When trying to flush qgroups in order to release space we run delayed
iputs in order to release space from recently deleted files (their link
counted reached zero), and then we start delalloc and wait for any
existing ordered extents to complete.
However there's a time window here where we end up not doing the final
iput on a deleted file which could release necessary space:
1) An unlink operation starts;
2) During the unlink, or right before it completes, delalloc is flushed
and an ordered extent is created;
3) When the ordered extent is created, the inode's ref count is
incremented (with igrab() at alloc_ordered_extent());
4) When the unlink finishes it doesn't drop the last reference on the
inode and so it doesn't trigger inode eviction to delete all of
the inode's items in its root and drop all references on its data
extents;
5) Another task enters try_flush_qgroup() to try to release space,
it runs all delayed iputs, but there's no delayed iput yet for that
deleted file because the ordered extent hasn't completed yet;
6) Then at try_flush_qgroup() we wait for the ordered extent to complete
and that results in adding a delayed iput at btrfs_put_ordered_extent()

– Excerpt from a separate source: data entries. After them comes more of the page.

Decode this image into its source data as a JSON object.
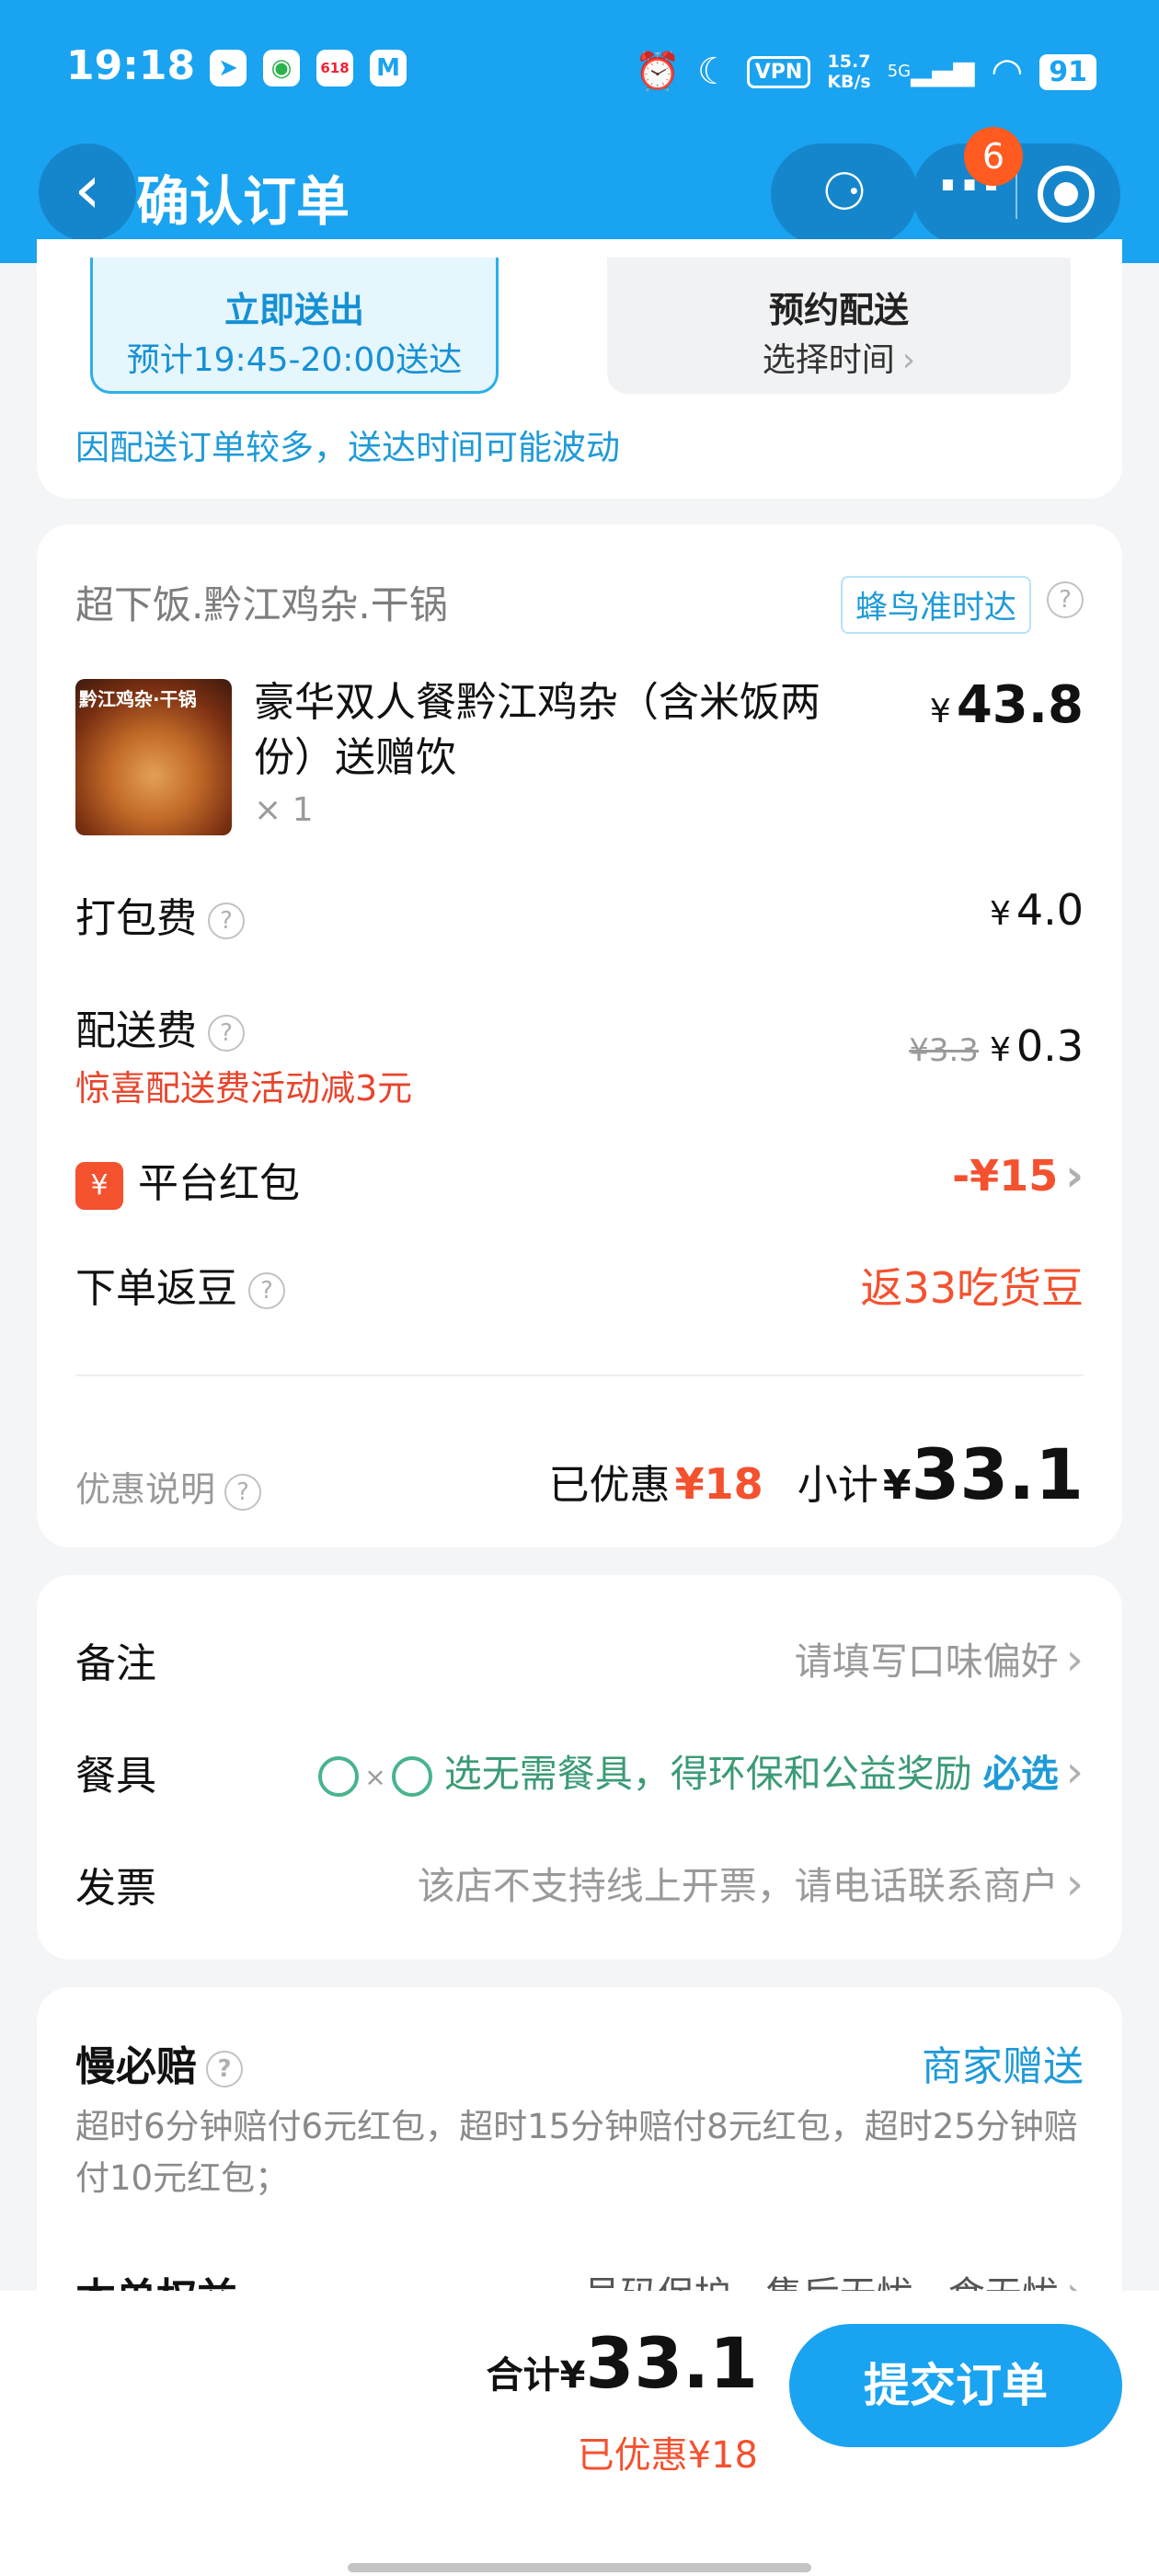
{
  "status_bar": {
    "time": "19:18",
    "net_speed_value": "15.7",
    "net_speed_unit": "KB/s",
    "signal_label": "5G",
    "vpn_label": "VPN",
    "battery": "91",
    "badge_618": "618"
  },
  "header": {
    "title": "确认订单",
    "menu_badge": "6"
  },
  "delivery": {
    "now_title": "立即送出",
    "now_eta": "预计19:45-20:00送达",
    "scheduled_title": "预约配送",
    "scheduled_action": "选择时间",
    "delay_tip": "因配送订单较多，送达时间可能波动"
  },
  "order": {
    "shop_name": "超下饭.黔江鸡杂.干锅",
    "on_time_tag": "蜂鸟准时达",
    "item": {
      "image_label": "黔江鸡杂·干锅",
      "name": "豪华双人餐黔江鸡杂（含米饭两份）送赠饮",
      "quantity": "× 1",
      "currency": "¥",
      "price": "43.8"
    },
    "packing_fee_label": "打包费",
    "packing_fee": "4.0",
    "delivery_fee_label": "配送费",
    "delivery_fee_original": "¥3.3",
    "delivery_fee": "0.3",
    "delivery_promo": "惊喜配送费活动减3元",
    "red_packet_icon": "¥",
    "red_packet_label": "平台红包",
    "red_packet_value": "-¥15",
    "beans_label": "下单返豆",
    "beans_value": "返33吃货豆",
    "discount_explain": "优惠说明",
    "discounted_label": "已优惠",
    "discounted_amount": "¥18",
    "subtotal_label": "小计",
    "subtotal_currency": "¥",
    "subtotal": "33.1"
  },
  "extras": {
    "remark_label": "备注",
    "remark_placeholder": "请填写口味偏好",
    "tableware_label": "餐具",
    "tableware_text": "选无需餐具，得环保和公益奖励",
    "tableware_required": "必选",
    "invoice_label": "发票",
    "invoice_text": "该店不支持线上开票，请电话联系商户"
  },
  "compensation": {
    "title": "慢必赔",
    "gift_label": "商家赠送",
    "description": "超时6分钟赔付6元红包，超时15分钟赔付8元红包，超时25分钟赔付10元红包；",
    "rights_label": "本单权益",
    "rights_value": "号码保护 · 售后无忧 · 食无忧"
  },
  "bottom_bar": {
    "total_label": "合计",
    "total_currency": "¥",
    "total": "33.1",
    "saved": "已优惠¥18",
    "submit_label": "提交订单"
  },
  "colors": {
    "primary": "#1aa3f0",
    "discount_red": "#f4512f",
    "eco_green": "#3b9b74"
  }
}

when called from btrfs_finish_one_ordered();
7) Adding the delayed iput results in waking the cleaner kthread if it's
not running already. However it may take some time for it to be
scheduled, or it may be running but busy running auto defrag, dropping
deleted snapshots or doing other work, so by the time we return from
try_flush_qgroup() the space for deleted file isn't released.
Improve on this by running delayed iputs only after flushing delalloc
and waiting for ordered extent completion.
Reviewed-by: Qu Wenruo <wqu@suse.com>
Signed-off-by: Filipe Manana <fdmanana@suse.com>
Signed-off-by: David Sterba <dsterba@suse.com>
return 0;
}
- btrfs_run_delayed_iputs(root->fs_info);
- btrfs_wait_on_delayed_iputs(root->fs_info);
ret = btrfs_start_delalloc_snapshot(root, true);
if (ret < 0)
goto out;
btrfs_wait_ordered_extents(root, U64_MAX, NULL);
+ /*
+ * After waiting for ordered extents run delayed iputs in order to free
+ * space from unlinked files before committing the current transaction,
+ * as ordered extents may have been holding the last reference of an
+ * inode and they add a delayed iput when they complete.
+ */
+ btrfs_run_delayed_iputs(root->fs_info);
+ btrfs_wait_on_delayed_iputs(root->fs_info);
+
ret = btrfs_commit_current_transaction(root);
out:
clear_bit(BTRFS_ROOT_QGROUP_FLUSHING, &root->state);